Helm nodded.
“That sounds good. I begin to feel that there’s something in it.... Look here, Helm—that tour’s going to be a frightful strain on your health.”
George looked down at his long lean figure in the baggy blue suit. “There isn’t anything about me to get sick, Bill,” said he. “Back where I come from they dry ’em out like an oak board before they send ’em away from home. All the germs get when they tackle us folks is broken teeth.”
Why does the world insist on believing that luck is the deciding factor in human affairs? Why is the successful man forced to pretend that he is “fortune’s favorite,” under penalty of being despised as a plodding or scheming fellow, if he does not? Because most men either cannot or will not plan. They “trust to luck”—and lose, except in romances and equally fictitious biographies. Without exception, all success is the result of plan. If a man has success thrust into his hands, it is immediately snatched away unless he plans wisely to keep it. If a successful man is wholly or partly ruined by chance, his habit of successful planning soon restores all that has been lost. Luck is an element for which every wise man makes allowance in his planning—for the good luck that will enable him to shorten his journey along the road he would have traveled in any event, for the bad luck that may lengthen the journey. Good and bad luck affect rate, not direction—among the men who attain to and persist in the triumphant class, from the successful grocer to the successful poet or composer.
That winter luck favored George Helm. He did not have to break with the machine.
Senator Sayler, the representative of the plutocracy, quarreled with some of his largest clients—his bosses, they fancied themselves, until he, as astute as he was bold and cynical, showed them that he had made himself indispensable to them. He, the rich man as well as the expert and most intelligent politician; they, merely rich men, crudely buying of politicians the coveted robbers’ licenses. The quarrel grew out of the idiotic greediness of his clients. They wished to rob to the point where the goose begins to squawk—and forthwith changes from goose into a creature of a wholly different kind, fighting with ferocity for life. Sayler proceeded to teach them a lesson. He, ostensibly head of the Republican machine and hostile to everything connected with the Democratic party, ordered his faithful ally-lieutenant, the Democratic State boss, Hazelrigg, to make a vigorous unsparing campaign against the plutocracy.

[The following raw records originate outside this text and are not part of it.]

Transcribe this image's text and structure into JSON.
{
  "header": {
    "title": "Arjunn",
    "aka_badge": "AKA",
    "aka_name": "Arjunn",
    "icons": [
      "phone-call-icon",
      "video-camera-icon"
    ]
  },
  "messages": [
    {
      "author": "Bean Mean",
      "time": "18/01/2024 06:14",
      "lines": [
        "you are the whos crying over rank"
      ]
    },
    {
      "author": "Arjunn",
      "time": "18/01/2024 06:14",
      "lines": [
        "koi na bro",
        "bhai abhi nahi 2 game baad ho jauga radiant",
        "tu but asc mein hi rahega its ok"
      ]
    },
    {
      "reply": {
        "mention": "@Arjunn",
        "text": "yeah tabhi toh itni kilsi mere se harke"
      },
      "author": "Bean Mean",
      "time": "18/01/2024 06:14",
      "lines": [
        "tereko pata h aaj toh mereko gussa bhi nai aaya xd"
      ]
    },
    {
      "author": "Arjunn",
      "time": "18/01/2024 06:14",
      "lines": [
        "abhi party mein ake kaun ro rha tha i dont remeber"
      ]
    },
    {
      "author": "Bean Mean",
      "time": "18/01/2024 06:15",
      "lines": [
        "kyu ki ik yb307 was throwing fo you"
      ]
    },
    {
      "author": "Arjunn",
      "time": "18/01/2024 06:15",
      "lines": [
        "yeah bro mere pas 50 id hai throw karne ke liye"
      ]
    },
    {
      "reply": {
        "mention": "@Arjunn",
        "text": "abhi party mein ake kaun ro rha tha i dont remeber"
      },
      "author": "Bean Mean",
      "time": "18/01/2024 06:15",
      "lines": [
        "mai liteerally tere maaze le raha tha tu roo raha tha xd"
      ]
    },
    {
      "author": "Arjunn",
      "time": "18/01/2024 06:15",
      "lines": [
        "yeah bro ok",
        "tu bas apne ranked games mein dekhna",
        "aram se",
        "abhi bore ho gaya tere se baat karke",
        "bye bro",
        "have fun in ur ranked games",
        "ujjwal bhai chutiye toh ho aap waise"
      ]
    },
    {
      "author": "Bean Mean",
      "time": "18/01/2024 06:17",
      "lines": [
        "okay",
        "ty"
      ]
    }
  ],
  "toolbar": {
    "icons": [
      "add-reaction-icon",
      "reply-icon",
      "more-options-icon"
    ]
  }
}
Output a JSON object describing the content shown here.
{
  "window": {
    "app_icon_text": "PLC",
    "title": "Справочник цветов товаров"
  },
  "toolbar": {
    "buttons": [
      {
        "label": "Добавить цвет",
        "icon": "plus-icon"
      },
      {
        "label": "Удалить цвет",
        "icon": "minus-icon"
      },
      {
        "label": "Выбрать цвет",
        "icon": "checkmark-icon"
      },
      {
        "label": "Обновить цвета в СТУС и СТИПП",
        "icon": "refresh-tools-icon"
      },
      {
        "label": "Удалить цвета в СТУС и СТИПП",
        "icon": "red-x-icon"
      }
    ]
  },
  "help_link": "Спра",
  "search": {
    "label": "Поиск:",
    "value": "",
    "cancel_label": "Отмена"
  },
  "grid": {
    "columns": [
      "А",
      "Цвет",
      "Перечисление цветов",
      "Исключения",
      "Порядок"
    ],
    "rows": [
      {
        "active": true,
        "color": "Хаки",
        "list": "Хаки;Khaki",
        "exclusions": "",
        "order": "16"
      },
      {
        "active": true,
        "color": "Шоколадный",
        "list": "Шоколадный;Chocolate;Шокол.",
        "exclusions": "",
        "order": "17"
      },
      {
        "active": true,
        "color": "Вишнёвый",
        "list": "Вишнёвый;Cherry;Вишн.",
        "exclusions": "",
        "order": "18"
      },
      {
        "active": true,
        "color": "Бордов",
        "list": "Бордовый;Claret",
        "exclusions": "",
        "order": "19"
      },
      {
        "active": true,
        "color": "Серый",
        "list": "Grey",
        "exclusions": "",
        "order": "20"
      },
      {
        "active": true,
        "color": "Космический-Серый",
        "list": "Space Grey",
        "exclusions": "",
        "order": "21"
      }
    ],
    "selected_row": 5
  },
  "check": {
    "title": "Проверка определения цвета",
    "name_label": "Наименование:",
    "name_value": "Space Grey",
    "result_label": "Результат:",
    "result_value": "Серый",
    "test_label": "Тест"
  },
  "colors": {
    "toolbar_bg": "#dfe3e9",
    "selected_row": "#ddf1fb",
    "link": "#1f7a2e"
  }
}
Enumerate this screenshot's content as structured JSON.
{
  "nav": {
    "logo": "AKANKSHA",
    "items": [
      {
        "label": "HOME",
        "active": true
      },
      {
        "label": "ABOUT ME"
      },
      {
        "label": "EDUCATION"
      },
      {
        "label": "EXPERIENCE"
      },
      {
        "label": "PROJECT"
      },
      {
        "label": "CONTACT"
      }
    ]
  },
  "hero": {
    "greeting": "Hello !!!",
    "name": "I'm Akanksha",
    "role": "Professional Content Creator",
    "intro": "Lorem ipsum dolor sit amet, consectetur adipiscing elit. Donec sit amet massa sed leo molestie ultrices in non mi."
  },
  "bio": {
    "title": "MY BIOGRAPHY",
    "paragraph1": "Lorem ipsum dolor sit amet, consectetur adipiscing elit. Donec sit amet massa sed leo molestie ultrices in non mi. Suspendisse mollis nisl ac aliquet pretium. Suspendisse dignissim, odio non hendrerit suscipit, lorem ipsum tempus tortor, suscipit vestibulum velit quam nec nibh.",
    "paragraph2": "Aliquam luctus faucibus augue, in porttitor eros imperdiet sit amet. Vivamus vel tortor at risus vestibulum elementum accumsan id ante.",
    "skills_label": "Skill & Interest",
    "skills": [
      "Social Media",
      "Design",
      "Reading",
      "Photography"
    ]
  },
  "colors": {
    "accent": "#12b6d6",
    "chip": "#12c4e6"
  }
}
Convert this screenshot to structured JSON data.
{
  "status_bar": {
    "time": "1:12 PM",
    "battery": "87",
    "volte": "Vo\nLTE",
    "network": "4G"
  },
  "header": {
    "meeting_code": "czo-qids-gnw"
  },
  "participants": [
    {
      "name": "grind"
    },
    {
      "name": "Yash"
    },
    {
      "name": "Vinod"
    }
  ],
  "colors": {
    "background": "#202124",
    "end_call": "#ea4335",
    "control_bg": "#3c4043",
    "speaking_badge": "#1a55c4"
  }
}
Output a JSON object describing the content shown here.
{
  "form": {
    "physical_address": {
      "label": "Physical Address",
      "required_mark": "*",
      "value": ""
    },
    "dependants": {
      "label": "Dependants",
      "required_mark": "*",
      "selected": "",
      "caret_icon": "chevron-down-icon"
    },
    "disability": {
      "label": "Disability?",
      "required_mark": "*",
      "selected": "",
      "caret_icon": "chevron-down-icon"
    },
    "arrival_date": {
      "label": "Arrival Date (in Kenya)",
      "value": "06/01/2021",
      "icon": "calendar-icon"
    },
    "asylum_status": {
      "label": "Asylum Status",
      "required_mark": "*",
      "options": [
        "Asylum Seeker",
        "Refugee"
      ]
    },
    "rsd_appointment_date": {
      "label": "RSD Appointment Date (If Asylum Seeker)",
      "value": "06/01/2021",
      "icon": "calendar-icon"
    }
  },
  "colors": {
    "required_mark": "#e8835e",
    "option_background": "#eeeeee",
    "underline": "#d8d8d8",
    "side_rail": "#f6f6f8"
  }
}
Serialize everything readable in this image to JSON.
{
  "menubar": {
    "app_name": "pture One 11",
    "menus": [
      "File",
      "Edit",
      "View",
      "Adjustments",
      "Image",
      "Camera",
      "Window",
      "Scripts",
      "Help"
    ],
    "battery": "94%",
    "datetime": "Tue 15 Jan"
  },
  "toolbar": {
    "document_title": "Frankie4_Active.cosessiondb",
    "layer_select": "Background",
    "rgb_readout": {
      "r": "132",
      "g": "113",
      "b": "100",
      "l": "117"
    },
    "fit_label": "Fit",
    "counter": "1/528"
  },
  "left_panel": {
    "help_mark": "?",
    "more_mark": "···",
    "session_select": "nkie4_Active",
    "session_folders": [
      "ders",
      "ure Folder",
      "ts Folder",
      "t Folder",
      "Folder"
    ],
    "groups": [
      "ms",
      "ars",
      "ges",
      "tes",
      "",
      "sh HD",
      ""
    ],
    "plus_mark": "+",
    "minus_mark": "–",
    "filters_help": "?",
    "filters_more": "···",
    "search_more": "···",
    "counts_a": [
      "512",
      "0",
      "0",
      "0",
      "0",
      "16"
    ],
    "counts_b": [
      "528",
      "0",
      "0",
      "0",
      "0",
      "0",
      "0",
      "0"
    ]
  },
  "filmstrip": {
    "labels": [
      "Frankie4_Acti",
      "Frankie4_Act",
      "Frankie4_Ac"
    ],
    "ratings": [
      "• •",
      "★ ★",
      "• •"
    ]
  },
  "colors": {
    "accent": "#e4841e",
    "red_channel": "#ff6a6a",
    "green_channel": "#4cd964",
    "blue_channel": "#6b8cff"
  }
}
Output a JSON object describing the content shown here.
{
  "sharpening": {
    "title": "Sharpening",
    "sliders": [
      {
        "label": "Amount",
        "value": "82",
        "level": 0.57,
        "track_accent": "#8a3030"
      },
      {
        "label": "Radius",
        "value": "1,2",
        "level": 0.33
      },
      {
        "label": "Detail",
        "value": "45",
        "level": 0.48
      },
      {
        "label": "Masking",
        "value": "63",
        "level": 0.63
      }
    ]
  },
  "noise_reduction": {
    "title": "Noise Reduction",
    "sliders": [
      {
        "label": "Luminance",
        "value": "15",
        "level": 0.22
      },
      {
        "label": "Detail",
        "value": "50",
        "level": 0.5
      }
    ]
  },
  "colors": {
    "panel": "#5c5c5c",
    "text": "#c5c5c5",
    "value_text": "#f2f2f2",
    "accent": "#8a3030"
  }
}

“Give ’em hell,” said Sayler. “Don’t turn loose a lot of long-eared cranks. They frighten sensible people and make the plutocracy stronger. Dig up some earnest, conscientious young fellows—if there are any such that haven’t been brought up for these stupid brutes we’re going to teach a lesson.”
Hazelrigg had heard of Helm. Pat Branagan had given Helm a letter to him, but Helm had not presented it and had been keeping out of sight until he should have spied out the new land of the State capital. He sent for Helm to look him over. Hazelrigg was a college man who had made up his mind to be rich. Discovering, after a few years of effort by honest ways, that if he succeeded at all it would be when he was too old to enjoy, he had taken the short cut—with notable success. Being the minority boss, he could maintain a pose of virtue that deceived all but shrewd eyes. He understood Helm in the main at a glance—asked him to speak against a rotten bill then pending. Helm spoke.
Hazelrigg listened with mingled feelings of joy and fear. “We must keep him poor,” he said to himself. “Then he can’t make trouble for us.”